Uno solo frente a sí mismo y a punto de darse muerte él también, habituado como estaba a aniquilar cualquier presencia que se le enfrentara. No obstante, ahora miraba a su alrededor y sólo veía las enormes sombras de los dioses vencidos. Los ventrudos dragones marinos habían sido los últimos. Quería seguir matando, pero sólo podía acabar ya consigo mismo.
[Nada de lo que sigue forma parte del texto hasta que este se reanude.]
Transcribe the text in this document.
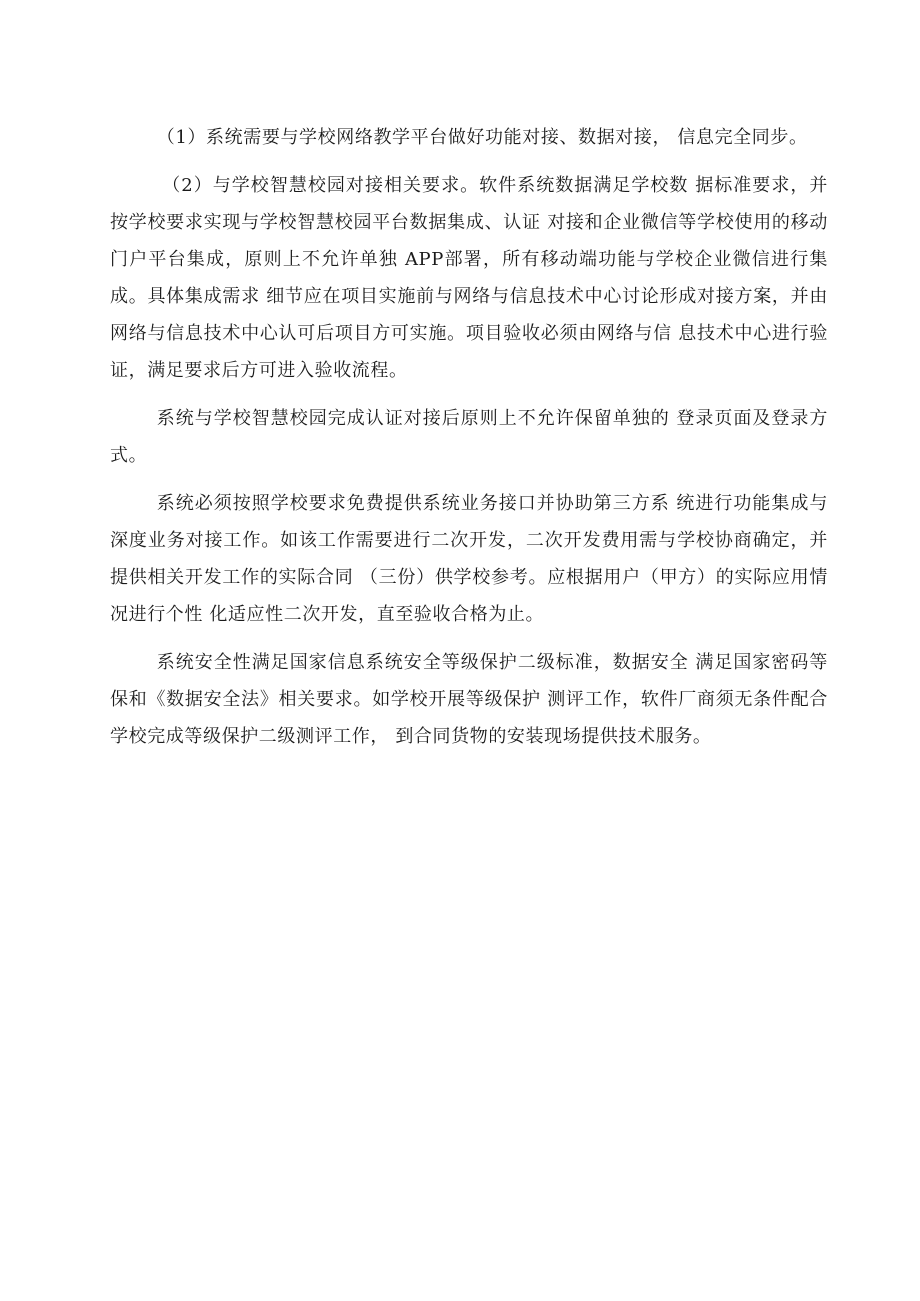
（1）系统需要与学校网络教学平台做好功能对接、数据对接， 信息完全同步。

（2）与学校智慧校园对接相关要求。软件系统数据满足学校数 据标准要求，并按学校要求实现与学校智慧校园平台数据集成、认证 对接和企业微信等学校使用的移动门户平台集成，原则上不允许单独 APP部署，所有移动端功能与学校企业微信进行集成。具体集成需求 细节应在项目实施前与网络与信息技术中心讨论形成对接方案，并由 网络与信息技术中心认可后项目方可实施。项目验收必须由网络与信 息技术中心进行验证，满足要求后方可进入验收流程。

系统与学校智慧校园完成认证对接后原则上不允许保留单独的 登录页面及登录方式。

系统必须按照学校要求免费提供系统业务接口并协助第三方系 统进行功能集成与深度业务对接工作。如该工作需要进行二次开发，二次开发费用需与学校协商确定，并提供相关开发工作的实际合同 （三份）供学校参考。应根据用户（甲方）的实际应用情况进行个性 化适应性二次开发，直至验收合格为止。

系统安全性满足国家信息系统安全等级保护二级标准，数据安全 满足国家密码等保和《数据安全法》相关要求。如学校开展等级保护 测评工作，软件厂商须无条件配合学校完成等级保护二级测评工作， 到合同货物的安装现场提供技术服务。
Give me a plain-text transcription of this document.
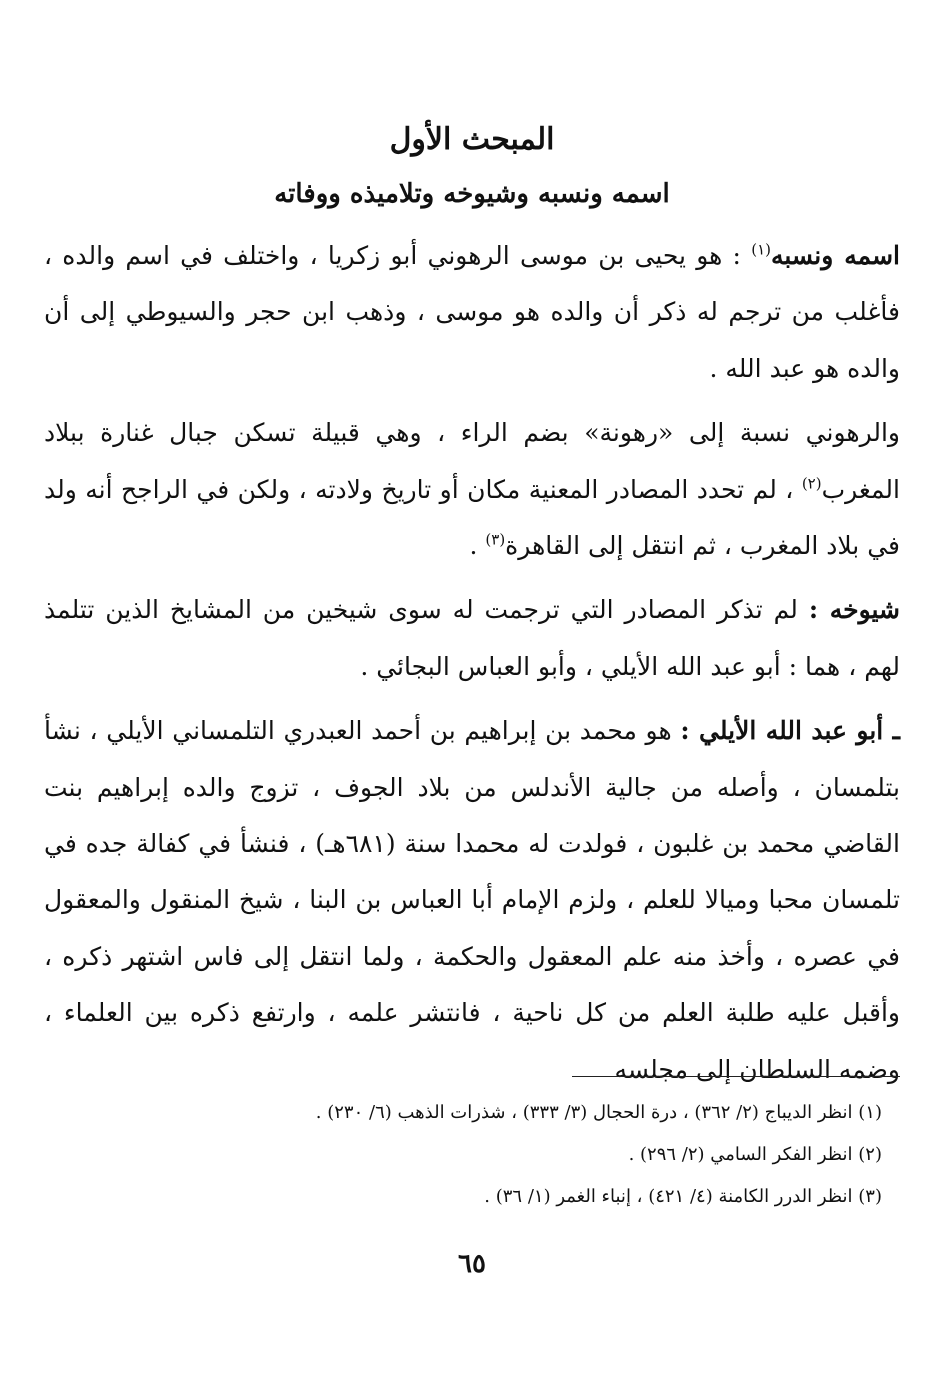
المبحث الأول
اسمه ونسبه وشيوخه وتلاميذه ووفاته

اسمه ونسبه$^{(١)}$ : هو يحيى بن موسى الرهوني أبو زكريا ، واختلف في اسم والده ، فأغلب من ترجم له ذكر أن والده هو موسى ، وذهب ابن حجر والسيوطي إلى أن والده هو عبد الله .

والرهوني نسبة إلى «رهونة» بضم الراء ، وهي قبيلة تسكن جبال غنارة ببلاد المغرب$^{(٢)}$ ، لم تحدد المصادر المعنية مكان أو تاريخ ولادته ، ولكن في الراجح أنه ولد في بلاد المغرب ، ثم انتقل إلى القاهرة$^{(٣)}$ .

شيوخه : لم تذكر المصادر التي ترجمت له سوى شيخين من المشايخ الذين تتلمذ لهم ، هما : أبو عبد الله الأيلي ، وأبو العباس البجائي .

ـ أبو عبد الله الأيلي : هو محمد بن إبراهيم بن أحمد العبدري التلمساني الأيلي ، نشأ بتلمسان ، وأصله من جالية الأندلس من بلاد الجوف ، تزوج والده إبراهيم بنت القاضي محمد بن غلبون ، فولدت له محمدا سنة (٦٨١هـ) ، فنشأ في كفالة جده في تلمسان محبا وميالا للعلم ، ولزم الإمام أبا العباس بن البنا ، شيخ المنقول والمعقول في عصره ، وأخذ منه علم المعقول والحكمة ، ولما انتقل إلى فاس اشتهر ذكره ، وأقبل عليه طلبة العلم من كل ناحية ، فانتشر علمه ، وارتفع ذكره بين العلماء ، وضمه السلطان إلى مجلسه

(١) انظر الديباج (٢/ ٣٦٢) ، درة الحجال (٣/ ٣٣٣) ، شذرات الذهب (٦/ ٢٣٠) .

(٢) انظر الفكر السامي (٢/ ٢٩٦) .

(٣) انظر الدرر الكامنة (٤/ ٤٢١) ، إنباء الغمر (١/ ٣٦) .

٦٥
Quizás consideró que era mejor eso, acabar también consigo mismo, que resignarse a los recuerdos, una eternidad rodeado por solemnes sombras ahora ya fúnebres.
Antes, cada uno de los grandes dioses había ocupado un cosmos a la medida de su grandeza y de su poder, fuera colosal o diminuto, pero ahora ya no había nada, no había ya realmente nada, sólo un dios único con todos sus brazos arrojando fuego y maldición. Sólo el dios único atento a las sombras de los dioses muertos disipándose en la nada, un dios único señor de la nada.
Podía en verdad darse muerte, así, como si nada hubiera habido nunca y nada volviera nunca a ser. Consideró la posibilidad de dar por terminado el ser.